When you think about it, our children only live in our homes for a short period of time. Granted, the individual days may feel long, but the years are flying by. In most cases, we have our children for 18 short years; this is the most powerful time in their emotional development, and one that will shape the rest of their adult life.
When I first made that realization (while listening to one of Dr. Shefali Tsabary’s presentations), I panicked. In fact, I cried. This is the time when our children build their internal messages—when they build their sense of self as separate from us, as well as when they build their emotional and relationship foundations. This is when they develop their friendships and their sense of self-love. Our parental voice becomes internalized as their own. This voice will guide their decisions, relationships, friendships, and work habits for years to come. No pressure, right?
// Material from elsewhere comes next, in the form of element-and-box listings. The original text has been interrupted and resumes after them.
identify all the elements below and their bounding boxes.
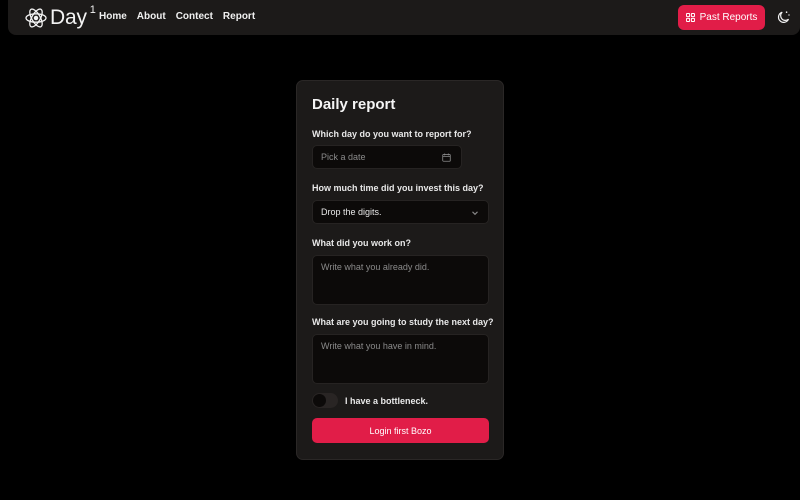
time-label: How much time did you invest this day? [312,183,484,193]
next-day-textarea[interactable] [312,334,489,384]
date-placeholder: Pick a date [321,152,366,162]
work-textarea[interactable] [312,255,489,305]
time-select-value: Drop the digits. [321,207,382,217]
logo-text: Day [50,6,87,29]
theme-toggle-moon-icon[interactable] [777,10,791,24]
submit-label: Login first Bozo [369,425,432,436]
navbar: Day 1 Home About Contect Report Past Rep… [8,0,800,35]
next-day-label: What are you going to study the next day… [312,317,494,327]
submit-button[interactable]: Login first Bozo [312,418,489,443]
atom-logo-icon [25,8,47,28]
nav-home[interactable]: Home [99,11,127,22]
bottleneck-switch[interactable] [312,393,338,408]
past-reports-label: Past Reports [699,12,758,23]
nav-links: Home About Contect Report [99,11,255,22]
past-reports-button[interactable]: Past Reports [678,5,765,30]
page-title: Daily report [312,96,396,113]
time-select[interactable]: Drop the digits. [312,200,489,224]
grid-icon [685,13,695,22]
calendar-icon [442,153,451,162]
nav-about[interactable]: About [137,11,166,22]
nav-contact[interactable]: Contect [176,11,213,22]
daily-report-card: Daily report Which day do you want to re… [296,80,504,460]
chevron-down-icon [472,211,478,216]
work-label: What did you work on? [312,238,411,248]
date-label: Which day do you want to report for? [312,129,472,139]
bottleneck-label[interactable]: I have a bottleneck. [345,396,428,406]
bottleneck-row: I have a bottleneck. [312,393,428,408]
switch-thumb [313,394,326,407]
logo[interactable]: Day 1 [24,4,96,31]
nav-report[interactable]: Report [223,11,255,22]
date-picker-button[interactable]: Pick a date [312,145,462,169]
logo-superscript: 1 [89,4,96,16]
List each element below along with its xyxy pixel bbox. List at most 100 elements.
For me, the hardest part of parenting has been re-living and re-visiting my childhood “issues,” the ones I thought were behind me. I didn’t think “those” experiences had an effect on me any longer because I was “older” and done with them. Well, as it turns out, not so much.
You Will Be Triggered
Something your child says or does—or how they say it—will trigger you. And when you are triggered, your response will be intense, and likely scary to you and your child. In fact, your response will likely not be commensurate with your child’s actual behavior.
When I made this connection—with Dr. Shefali’s help—and discovered that I was parenting from my own childhood wounds, I was taken aback. But I also realized that many of the times when my children asked me why I became so loud or angry, it was because I was responding to a pretty benign situation with a strong sense of hurt and disappointed that had to do with my own unresolved childhood demons.